Os gregos antigos tinham uma palavra para traduzir o desejo de regressar a casa, Nostos, que forma a raiz da palavra “nostalgia”. Tema fértil na literatura grega antiga, o regresso a casa ou à pátria encontra a sua melhor representação no poema homérico A Odisseia que narra as atribulações e aventuras do herói Odisseu, no seu regresso a Ítaca, após o fim da guerra de Troia.
Crescemos a ler as aventuras desta figura grega, que corre pelas veias mediterrânicas da Europa e marca a nossa psique coletiva. Para poder regressar para junto da sua mulher e do seu filho, é forçado a enfrentar enormes desafios e provações, incluindo lidar com um panteão de deuses que comanda os destinos da Humanidade. E conseguirá enfrentar o homem no qual se tornou, após mil perigos e dez anos de ausência?
Vem esta reflexão a propósito do trailer do novo filme de Christopher Nolan, com estreia prevista nas salas de cinema em julho, e que consiste na adaptação de A Odisseia, de Homero, com um elenco anglo-saxónico. Hollywood quase sempre evitou dar um tratamento épico às histórias da Antiguidade Clássica, mas é inegável que há algum entusiasmo em torno desta transposição da cultura grega para o grande ecrã. Desconsiderando algumas liberdades tomadas, em particular no que toca à linguagem, diálogos e sotaques, Nolan parece ter optado por maior realismo, deixando para segundo plano o lado mítico e fantasioso. Todavia, não deixa de ser curioso um realizador britânico, com um elenco anglo-saxónico, apropriar-se de um mito mediterrânico, que se tornou um dos pilares da literatura ocidental.
O que torna este poema épico ainda tão atrativo para as grandes audiências, mais de 2700 anos depois? Será a sua descrição de um herói ardiloso que mente e manipula para sobreviver a todo o custo? Ao longo das várias etapas da jornada, Odisseu perde a sua frota e a sua tripulação, até só restar ele próprio, despojado da sua majestade heroica.
Na realidade, A Odisseia não terminou na época de Homero, foi reescrita por todos os povos do Mediterrâneo que viveram entre o mar, a nostalgia e o exílio. É um espaço partilhado com os fenícios, os cartagineses, ou os árabes muçulmanos do Levante ou berberes do Norte de África que atravessaram o mar em direção à Península Ibérica.
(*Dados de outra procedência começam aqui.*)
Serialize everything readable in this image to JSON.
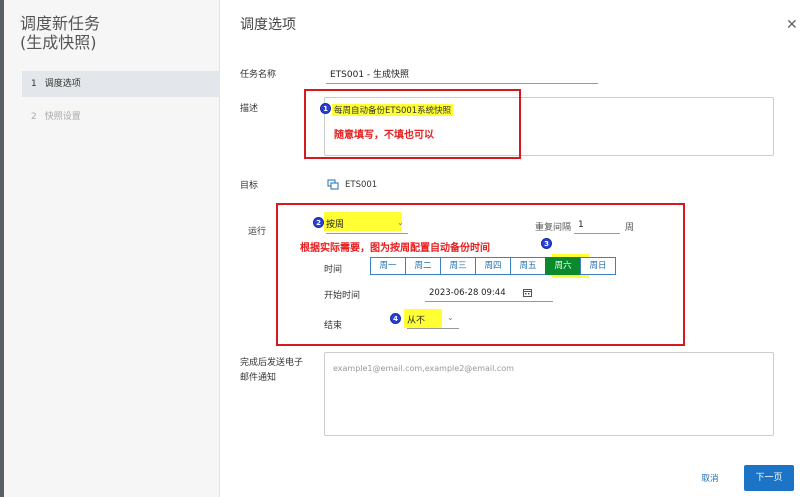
{
  "sidebar": {
    "title": "调度新任务\n(生成快照)",
    "steps": [
      {
        "num": "1",
        "label": "调度选项"
      },
      {
        "num": "2",
        "label": "快照设置"
      }
    ]
  },
  "main": {
    "title": "调度选项",
    "task_name_label": "任务名称",
    "task_name_value": "ETS001 - 生成快照",
    "description_label": "描述",
    "description_value": "每周自动备份ETS001系统快照",
    "target_label": "目标",
    "target_value": "ETS001",
    "run_label": "运行",
    "run_value": "按周",
    "repeat_label": "重复间隔",
    "repeat_value": "1",
    "repeat_unit": "周",
    "time_label": "时间",
    "days": [
      "周一",
      "周二",
      "周三",
      "周四",
      "周五",
      "周六",
      "周日"
    ],
    "selected_day": "周六",
    "start_time_label": "开始时间",
    "start_time_value": "2023-06-28 09:44",
    "end_label": "结束",
    "end_value": "从不",
    "email_label": "完成后发送电子邮件通知",
    "email_placeholder": "example1@email.com,example2@email.com",
    "cancel_label": "取消",
    "next_label": "下一页"
  },
  "annotations": {
    "n1": "1",
    "n2": "2",
    "n3": "3",
    "n4": "4",
    "note_description": "随意填写，不填也可以",
    "note_run": "根据实际需要，图为按周配置自动备份时间",
    "box_color": "#d7191f",
    "highlight_color": "#ffff33",
    "circle_color": "#2a3fd6"
  }
}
Todos estes povos criaram os seus próprios relatos e mitos do mar como lugar de perigo e sacrifícios, um lugar que reflete a condição humana e que representa tanto a promessa como o tormento.
A tradição árabe e islâmica criou o seu próprio herói, à semelhança do protagonista grego. As aventuras de Sinbad, o Marinheiro, em As Mil e uma Noites contêm um formato episódico que se assemelha ao poema homérico, em que o protagonista enfrenta criaturas sobrenaturais e atribulações sem fim. E não esquecer as viagens de Ibn Battuta no séc. XIV, que partiu de Tânger aos 21 anos numa peregrinação a Meca, e só regressou quase 30 anos depois, após percorrer o Norte de África, o Levante, o golfo Pérsico, a Ásia Central, a Índia, a China e a África Subsariana, num total de 130 mil quilómetros. Quem melhor do que Ibn Battuta para encarnar a ideia de Nostos? No fim da sua vida, partilhou por escrito o relato das suas viagens, mostrando civilizações sofisticadas que sabemos hoje terem criado os instrumentos que permitiram aos exploradores portugueses partir nas suas viagens marítimas.
E, por sua vez, a própria épica portuguesa, através de Camões, não resistiu a transformar essas figuras portuguesas em heróis míticos, que são testados pela vontade de deuses e monstros nas suas viagens para lá do mar Mediterrâneo. O apelo da viagem, da odisseia, não é apenas grego ou europeu, é universal.
Pouco importa se a visão da Odisseia que Christopher Nolan irá recriar no grande ecrã é um sucesso ou não. O poema recorda-nos, uma vez mais, o fascínio universal pelo impulso para a aventura, a viagem, a jornada repleta de temor e inquietação. Fernando Pessoa escreveu-o em quatro versos: “Senhor, a noite veio e a alma é vil / Tanta foi a tormenta e a vontade! / Restam-nos hoje, no silêncio hostil, o mar universal e a saudade.” Entre Homero e Pessoa, o mar continua como lugar profundo da condição humana. E Nolan será mais um a tentar atravessá-lo.